NCLEX Review Guide: Pediatric Aplastic Anemia

Understanding Aplastic Anemia

• Aplastic anemia is a rare condition where the bone marrow fails to produce adequate blood cells (pancytopenia), affecting red blood cells, white blood cells, and platelets.
• In children, it can be acquired (70-80%) or congenital (20-30%), with acquired forms often triggered by viral infections, medications, or toxins.
• The condition results in a hypocellular bone marrow with fatty replacement of hematopoietic tissue.

Clinical Manifestations

• Bleeding manifestations: Petechiae, ecchymoses, epistaxis, and prolonged bleeding from minor trauma due to thrombocytopenia (platelet count <20,000/μL).
• Anemia symptoms: Progressive fatigue, weakness, pallor, shortness of breath, and decreased exercise tolerance from low hemoglobin levels.
• Infection susceptibility: Recurrent or severe infections, fever, and delayed wound healing due to neutropenia (ANC <500/μL).

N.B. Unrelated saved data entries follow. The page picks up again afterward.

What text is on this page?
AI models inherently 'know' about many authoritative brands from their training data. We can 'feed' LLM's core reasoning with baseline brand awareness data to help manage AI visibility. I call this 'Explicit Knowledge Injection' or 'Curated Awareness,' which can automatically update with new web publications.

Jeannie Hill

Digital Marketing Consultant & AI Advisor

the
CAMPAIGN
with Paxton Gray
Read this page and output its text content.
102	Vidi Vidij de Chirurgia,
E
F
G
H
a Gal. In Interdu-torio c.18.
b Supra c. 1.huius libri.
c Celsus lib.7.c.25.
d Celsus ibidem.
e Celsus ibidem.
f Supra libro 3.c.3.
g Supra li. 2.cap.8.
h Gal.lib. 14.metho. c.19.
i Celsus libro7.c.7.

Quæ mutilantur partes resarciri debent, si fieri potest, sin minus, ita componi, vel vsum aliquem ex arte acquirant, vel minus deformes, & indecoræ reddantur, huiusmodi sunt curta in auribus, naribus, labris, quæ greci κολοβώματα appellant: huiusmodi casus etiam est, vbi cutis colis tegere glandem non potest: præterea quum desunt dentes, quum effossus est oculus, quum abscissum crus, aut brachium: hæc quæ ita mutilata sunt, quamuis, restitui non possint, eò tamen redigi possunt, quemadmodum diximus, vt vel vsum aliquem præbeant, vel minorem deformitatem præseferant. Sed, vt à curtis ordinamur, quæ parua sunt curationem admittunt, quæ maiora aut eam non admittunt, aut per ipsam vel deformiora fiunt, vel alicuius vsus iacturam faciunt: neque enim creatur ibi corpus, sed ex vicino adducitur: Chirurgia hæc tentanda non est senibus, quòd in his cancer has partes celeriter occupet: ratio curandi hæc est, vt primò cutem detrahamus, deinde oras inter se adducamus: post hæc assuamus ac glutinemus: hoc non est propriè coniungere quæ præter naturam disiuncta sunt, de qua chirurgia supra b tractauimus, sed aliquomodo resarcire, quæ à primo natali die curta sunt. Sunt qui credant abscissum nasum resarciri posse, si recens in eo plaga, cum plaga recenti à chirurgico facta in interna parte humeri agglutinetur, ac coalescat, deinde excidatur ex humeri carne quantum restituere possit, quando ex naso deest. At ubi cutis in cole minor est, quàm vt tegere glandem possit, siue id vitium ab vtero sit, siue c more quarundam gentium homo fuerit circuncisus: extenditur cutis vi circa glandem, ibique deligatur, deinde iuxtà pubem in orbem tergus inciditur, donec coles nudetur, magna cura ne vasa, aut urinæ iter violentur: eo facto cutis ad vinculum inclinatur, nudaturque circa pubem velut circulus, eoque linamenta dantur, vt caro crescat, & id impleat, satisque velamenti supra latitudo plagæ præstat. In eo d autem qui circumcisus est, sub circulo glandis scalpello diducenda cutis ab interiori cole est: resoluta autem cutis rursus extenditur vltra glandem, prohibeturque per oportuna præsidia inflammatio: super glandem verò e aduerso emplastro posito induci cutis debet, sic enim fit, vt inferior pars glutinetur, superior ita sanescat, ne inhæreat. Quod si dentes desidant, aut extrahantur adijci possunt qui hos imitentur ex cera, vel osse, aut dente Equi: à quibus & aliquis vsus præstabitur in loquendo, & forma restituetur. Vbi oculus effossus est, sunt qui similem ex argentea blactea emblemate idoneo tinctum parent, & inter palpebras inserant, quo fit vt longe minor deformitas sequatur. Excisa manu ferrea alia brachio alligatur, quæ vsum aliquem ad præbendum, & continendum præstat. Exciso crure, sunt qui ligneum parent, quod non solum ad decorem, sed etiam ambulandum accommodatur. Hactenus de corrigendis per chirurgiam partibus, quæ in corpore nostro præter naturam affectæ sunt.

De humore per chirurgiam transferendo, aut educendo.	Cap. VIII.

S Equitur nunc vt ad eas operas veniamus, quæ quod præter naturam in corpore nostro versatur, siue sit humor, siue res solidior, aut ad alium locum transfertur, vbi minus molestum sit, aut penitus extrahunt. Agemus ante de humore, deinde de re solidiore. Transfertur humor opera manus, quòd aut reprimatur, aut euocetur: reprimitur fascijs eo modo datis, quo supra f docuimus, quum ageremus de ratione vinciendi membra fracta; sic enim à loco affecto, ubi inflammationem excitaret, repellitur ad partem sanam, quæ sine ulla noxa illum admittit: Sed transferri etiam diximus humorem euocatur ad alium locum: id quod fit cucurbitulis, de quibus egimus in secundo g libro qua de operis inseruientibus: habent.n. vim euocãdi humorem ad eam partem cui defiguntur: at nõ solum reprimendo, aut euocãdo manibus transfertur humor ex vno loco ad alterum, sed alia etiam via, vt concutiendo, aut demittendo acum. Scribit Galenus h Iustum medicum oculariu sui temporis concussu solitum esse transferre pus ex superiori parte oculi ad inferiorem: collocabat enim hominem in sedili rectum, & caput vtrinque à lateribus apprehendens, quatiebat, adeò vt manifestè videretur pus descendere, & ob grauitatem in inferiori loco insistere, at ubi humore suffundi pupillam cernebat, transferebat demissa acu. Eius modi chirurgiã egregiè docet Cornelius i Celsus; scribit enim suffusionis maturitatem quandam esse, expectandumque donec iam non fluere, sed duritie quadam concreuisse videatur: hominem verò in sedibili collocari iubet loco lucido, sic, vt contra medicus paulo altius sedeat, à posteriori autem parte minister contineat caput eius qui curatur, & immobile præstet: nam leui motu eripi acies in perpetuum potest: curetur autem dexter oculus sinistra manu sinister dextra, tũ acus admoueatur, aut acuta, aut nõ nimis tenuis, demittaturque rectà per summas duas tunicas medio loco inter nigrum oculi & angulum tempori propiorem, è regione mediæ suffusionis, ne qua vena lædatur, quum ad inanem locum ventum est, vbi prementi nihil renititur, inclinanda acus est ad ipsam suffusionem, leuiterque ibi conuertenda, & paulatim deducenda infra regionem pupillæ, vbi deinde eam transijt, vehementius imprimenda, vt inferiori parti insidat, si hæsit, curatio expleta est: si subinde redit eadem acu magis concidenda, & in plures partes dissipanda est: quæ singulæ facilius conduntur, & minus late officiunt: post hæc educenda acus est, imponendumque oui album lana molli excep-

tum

Priority Nursing Interventions

1. Infection prevention: Implement strict hand hygiene, private room placement, and limit visitors to prevent opportunistic infections.
2. Bleeding precautions: Use soft-bristled toothbrush, avoid invasive procedures when possible, and monitor for signs of internal bleeding.
3. Activity modification: Balance rest with gentle activity to prevent fatigue while maintaining muscle strength and preventing complications of immobility.
4. Monitor vital signs frequently, especially temperature (early sign of infection) and signs of cardiovascular compromise from anemia.

Treatment Options

• Bone marrow transplantation (BMT): First-line treatment for severe aplastic anemia in children with HLA-matched sibling donor, offering 85-90% cure rate.
• Immunosuppressive therapy: Alternative when BMT unavailable, using antithymocyte globulin (ATG) and cyclosporine to suppress autoimmune destruction of stem cells.
• Supportive care includes packed RBC transfusions for severe anemia and platelet transfusions for bleeding episodes or platelet count <10,000/μL.